Forum Moderators: open

Message Too Old, No Replies

Google loves my RSS files

But not my site

         

wackybrit

7:43 pm on Sep 16, 2004 (gmt 0)

10+ Year Member



Is Google developing an RSS only crawler? Here's why I have my suspicions..

I've been enjoying the discussion about the sandbox lately, and my new site is having fun there (only just over a month online, and only a few days since I started updating it daily). Unfortunately, despite having several links for a little while now (a couple for about 6-8 weeks, several more in the last 2 weeks), GoogleBot hasn't turned up on any of my HTML pages.

However (and this is where it gets weird) it HAS been turning up to read three files.. robots.txt, index.rdf, and index.xml. The latter two files are RSS feed files (a syndication format used by weblogs and news sites). I can't work out how it knows about these files (which do exist) but then doesn't bother to look at ANY of my HTML files (not even index.html). There's nothing special going on on the site technically, and it's getting those other files fine.

My logs date back a month, and it turned up on September 15th, read those three files, then did it again at almost the same time today. Always just robots.txt, index.rdf, and index.xml.

A bug in the GoogleBot.. or is it just getting lazy with all the new sites? Or maybe they're making an RSS only crawler?
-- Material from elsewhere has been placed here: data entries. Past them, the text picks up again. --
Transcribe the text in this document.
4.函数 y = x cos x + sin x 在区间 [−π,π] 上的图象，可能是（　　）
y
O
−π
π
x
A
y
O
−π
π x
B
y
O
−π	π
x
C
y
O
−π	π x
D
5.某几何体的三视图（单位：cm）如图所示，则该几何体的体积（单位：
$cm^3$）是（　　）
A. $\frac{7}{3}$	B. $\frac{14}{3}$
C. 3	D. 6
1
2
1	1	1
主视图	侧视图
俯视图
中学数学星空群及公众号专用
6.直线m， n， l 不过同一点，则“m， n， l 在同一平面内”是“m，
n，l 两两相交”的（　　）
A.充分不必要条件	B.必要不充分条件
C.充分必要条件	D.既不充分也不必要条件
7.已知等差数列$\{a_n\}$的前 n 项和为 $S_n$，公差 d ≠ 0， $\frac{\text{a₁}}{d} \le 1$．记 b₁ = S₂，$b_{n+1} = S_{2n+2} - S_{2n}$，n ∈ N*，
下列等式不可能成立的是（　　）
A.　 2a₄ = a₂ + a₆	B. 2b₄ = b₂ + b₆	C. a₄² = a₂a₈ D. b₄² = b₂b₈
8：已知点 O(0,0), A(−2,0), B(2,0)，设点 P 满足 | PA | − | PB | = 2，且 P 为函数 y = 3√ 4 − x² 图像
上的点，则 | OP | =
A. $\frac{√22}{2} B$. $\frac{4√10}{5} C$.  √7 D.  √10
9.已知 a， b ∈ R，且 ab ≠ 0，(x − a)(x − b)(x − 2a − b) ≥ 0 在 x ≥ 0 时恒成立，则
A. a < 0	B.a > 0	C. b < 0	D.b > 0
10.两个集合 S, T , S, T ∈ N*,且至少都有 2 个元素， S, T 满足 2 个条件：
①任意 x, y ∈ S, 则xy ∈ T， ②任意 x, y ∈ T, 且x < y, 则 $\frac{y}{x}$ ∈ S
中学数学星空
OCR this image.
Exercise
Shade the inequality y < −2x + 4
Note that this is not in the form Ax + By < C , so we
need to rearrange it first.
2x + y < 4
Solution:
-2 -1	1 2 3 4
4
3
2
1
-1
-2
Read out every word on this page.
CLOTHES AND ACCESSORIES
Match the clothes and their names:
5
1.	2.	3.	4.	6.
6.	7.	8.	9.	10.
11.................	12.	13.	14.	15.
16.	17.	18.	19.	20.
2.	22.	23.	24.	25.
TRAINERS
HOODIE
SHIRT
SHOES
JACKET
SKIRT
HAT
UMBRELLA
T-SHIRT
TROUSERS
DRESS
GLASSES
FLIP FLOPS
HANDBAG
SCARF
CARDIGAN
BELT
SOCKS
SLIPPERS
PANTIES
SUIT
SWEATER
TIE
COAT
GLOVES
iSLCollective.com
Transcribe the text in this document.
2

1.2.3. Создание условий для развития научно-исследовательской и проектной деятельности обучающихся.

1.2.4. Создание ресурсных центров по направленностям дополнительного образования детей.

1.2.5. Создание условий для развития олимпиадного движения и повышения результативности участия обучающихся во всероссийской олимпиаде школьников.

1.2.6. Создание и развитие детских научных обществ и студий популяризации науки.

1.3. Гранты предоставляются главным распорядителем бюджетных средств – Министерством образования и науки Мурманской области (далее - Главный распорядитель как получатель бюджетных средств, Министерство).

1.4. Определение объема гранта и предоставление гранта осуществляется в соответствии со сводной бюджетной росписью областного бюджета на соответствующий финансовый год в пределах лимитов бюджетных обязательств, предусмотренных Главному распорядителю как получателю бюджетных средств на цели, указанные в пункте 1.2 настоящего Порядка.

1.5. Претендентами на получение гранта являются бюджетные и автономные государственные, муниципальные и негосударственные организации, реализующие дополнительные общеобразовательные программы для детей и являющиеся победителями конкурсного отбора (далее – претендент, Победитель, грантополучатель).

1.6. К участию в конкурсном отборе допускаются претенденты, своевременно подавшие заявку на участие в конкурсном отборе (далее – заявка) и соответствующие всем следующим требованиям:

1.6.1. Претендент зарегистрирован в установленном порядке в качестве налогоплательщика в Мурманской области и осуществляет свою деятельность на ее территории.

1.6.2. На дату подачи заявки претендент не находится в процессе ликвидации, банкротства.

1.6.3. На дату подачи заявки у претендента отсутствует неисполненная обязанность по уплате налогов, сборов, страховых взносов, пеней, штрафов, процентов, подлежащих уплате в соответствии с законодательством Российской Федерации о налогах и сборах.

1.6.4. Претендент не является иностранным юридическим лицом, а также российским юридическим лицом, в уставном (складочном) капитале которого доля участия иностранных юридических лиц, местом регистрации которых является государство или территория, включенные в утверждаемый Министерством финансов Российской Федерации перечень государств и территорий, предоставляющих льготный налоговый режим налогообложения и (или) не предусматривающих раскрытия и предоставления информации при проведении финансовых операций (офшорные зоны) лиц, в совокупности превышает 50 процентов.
From my reading in the Sandbox thread, it seems most Sandbox sites are at least getting their pages crawled, even if they don't get good SERPs. Is anyone else experiencing this weird behavior? I haven't had it happen on any of my sites in the past.

encyclo

2:40 pm on Sep 18, 2004 (gmt 0)

WebmasterWorld Senior Member 10+ Year Member



Allowing Googlebot to index your RSS files is not doing you any good at all - you really need to block the index.rdf and index.xml files in the robots.txt.

But before you do that, the real question is: are you trying any server-side sniffing to deliver the RSS stuff by default to certain user agents instead of your usual index.html? Are you sure that index.html is properly defined as the DirectoryIndex file? Where are your backlinks pointing to? If they are only to the RSS files, that would explain things too.

oshatz

2:57 pm on Sep 18, 2004 (gmt 0)

10+ Year Member



Maybe you should also check if your robots.txt file is bad. Maybe you should try to remove it for a while, see if it helps.

encyclo

3:12 pm on Sep 18, 2004 (gmt 0)

WebmasterWorld Senior Member 10+ Year Member



You might also want to try the robots.txt validator [searchengineworld.com] to check the syntax if you're worried that your robots.txt file is causing problems.

wackybrit

5:36 pm on Sep 18, 2004 (gmt 0)

10+ Year Member



I have no robots.txt file at all. Unlike some of my sites, the site in question is very plain, just a bunch of .html pages, backlinks all point to the front page, and the DirectoryIndex defaults to index.html first.

There is only one thing that is.. 'unusual' about my domain.
I looked it up in archive.org, and it used to have some sort of Korean Web site on it. I did a Google Groups search and it was never involved in spamming or the like.. but I'm wondering if this has caused GoogleBot to 'ignore' it for a while. However, if this were the case, I can't see why it's only going to my RSS files..

I shall continue investigations! If I get nowhere, I'll have to send Google a nice e-mail, as this seems to be very unorthodox behavior from GB :-) The site in question has no commercial use or aim, but is still something I want to get indexed to help people searching for information on the topic.. so perhaps they will be nice :) Thanks for your ideas so far.

designaweb

5:41 pm on Sep 18, 2004 (gmt 0)

10+ Year Member



It may sound a bit silly, but have you considered submitting your site manually into google? Worked for me with a certain site I had...

wackybrit

5:58 pm on Sep 18, 2004 (gmt 0)

10+ Year Member



Actually, no, but I will give that a try now! I've got several sites with good SERPs into Google and have never had to submit manually, just relying on backlinks.. but, hey, it's worth a try :-)